La statue du Coutarel, ce vestige gaulois découvert par des agriculteurs tarnais

Histoire – Archéologie, Tarn, Poulan-Pouzols
Publié le 25/05/2024 à 15:01
Yann Roques
Les Gaulois restent mystérieux malgré les découvertes archéologiques récentes. Leur culture, basée sur l’oralité, ne nous a laissé que très peu de témoignages. Quelques éléments sculpturaux nous en apprennent davantage sur leur culture. C’est le cas de la statue du Coutarel, découverte par hasard dans un champ de Poulan-Pouzols (Tarn).
En octobre 1961, des agriculteurs de Poulan-Pouzols découvrent une statue lors de travaux agricoles. Celle qu’on appelle aujourd’hui, la statue du Coutarel, est un des éléments monumentaux antiques les mieux préservés de la région.
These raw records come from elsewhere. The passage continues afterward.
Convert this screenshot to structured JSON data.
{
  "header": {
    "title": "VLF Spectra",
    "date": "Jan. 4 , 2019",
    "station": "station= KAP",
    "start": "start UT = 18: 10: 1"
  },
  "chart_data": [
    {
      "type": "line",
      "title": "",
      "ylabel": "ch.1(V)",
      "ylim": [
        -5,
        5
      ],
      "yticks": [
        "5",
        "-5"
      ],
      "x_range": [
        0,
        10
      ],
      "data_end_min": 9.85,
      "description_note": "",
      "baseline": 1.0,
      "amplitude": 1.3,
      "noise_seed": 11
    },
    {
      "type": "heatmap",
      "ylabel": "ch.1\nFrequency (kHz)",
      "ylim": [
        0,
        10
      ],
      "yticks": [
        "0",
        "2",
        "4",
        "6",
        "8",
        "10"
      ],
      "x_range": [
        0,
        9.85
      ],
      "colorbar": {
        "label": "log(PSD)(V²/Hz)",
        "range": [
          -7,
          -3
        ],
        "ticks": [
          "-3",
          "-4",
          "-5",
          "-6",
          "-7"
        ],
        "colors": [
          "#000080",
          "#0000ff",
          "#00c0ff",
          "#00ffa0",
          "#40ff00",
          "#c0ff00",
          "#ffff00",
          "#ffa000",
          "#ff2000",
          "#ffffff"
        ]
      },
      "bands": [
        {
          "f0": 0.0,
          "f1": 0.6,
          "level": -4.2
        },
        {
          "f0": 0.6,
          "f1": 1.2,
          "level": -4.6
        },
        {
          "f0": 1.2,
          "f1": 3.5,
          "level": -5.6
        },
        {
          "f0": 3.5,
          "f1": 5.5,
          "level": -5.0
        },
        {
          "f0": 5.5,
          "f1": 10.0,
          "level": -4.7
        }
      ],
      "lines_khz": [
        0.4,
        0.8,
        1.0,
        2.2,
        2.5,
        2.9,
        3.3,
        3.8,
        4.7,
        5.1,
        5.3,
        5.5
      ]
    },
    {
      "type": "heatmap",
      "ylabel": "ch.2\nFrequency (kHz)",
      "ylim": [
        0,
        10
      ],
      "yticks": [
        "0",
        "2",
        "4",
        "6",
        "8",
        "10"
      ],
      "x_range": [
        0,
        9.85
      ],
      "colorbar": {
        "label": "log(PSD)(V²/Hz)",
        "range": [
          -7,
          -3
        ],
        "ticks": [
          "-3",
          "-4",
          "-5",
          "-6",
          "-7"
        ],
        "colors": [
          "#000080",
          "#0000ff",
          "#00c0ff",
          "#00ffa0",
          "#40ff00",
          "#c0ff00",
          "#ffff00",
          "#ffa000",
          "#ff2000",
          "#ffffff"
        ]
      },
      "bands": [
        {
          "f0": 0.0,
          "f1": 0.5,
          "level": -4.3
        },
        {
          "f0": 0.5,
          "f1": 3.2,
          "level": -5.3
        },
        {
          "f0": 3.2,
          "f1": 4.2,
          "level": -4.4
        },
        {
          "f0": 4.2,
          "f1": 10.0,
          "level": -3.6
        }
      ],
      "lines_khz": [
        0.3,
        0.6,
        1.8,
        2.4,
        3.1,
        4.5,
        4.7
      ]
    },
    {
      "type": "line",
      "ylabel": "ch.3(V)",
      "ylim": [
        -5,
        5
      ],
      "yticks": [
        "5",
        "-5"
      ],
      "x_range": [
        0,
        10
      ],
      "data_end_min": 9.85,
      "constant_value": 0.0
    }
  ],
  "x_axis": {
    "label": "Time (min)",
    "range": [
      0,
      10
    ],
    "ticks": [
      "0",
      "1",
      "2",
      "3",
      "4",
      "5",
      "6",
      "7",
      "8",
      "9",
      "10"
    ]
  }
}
Sa découverte est fortuite. Nous sommes au début des années 1960 et les agriculteurs commencent à labourer profond, notamment à l’aide de sous-soleuse. C’est avec une de ces machines que la famille Phalippou découvre dans un de leur champ, la fameuse statue.
Ils la déposent dans un coin du champ, n’ayant vu l’intérêt archéologique de l’artefact. Quelque temps plus tard, l’archéologue Jean Lautier, la répertorie comme statue gallo-romaine, après avoir négocié son achat avec les propriétaires. Elle entre alors dans les collections du Musée Toulouse-Lautrec d’Albi.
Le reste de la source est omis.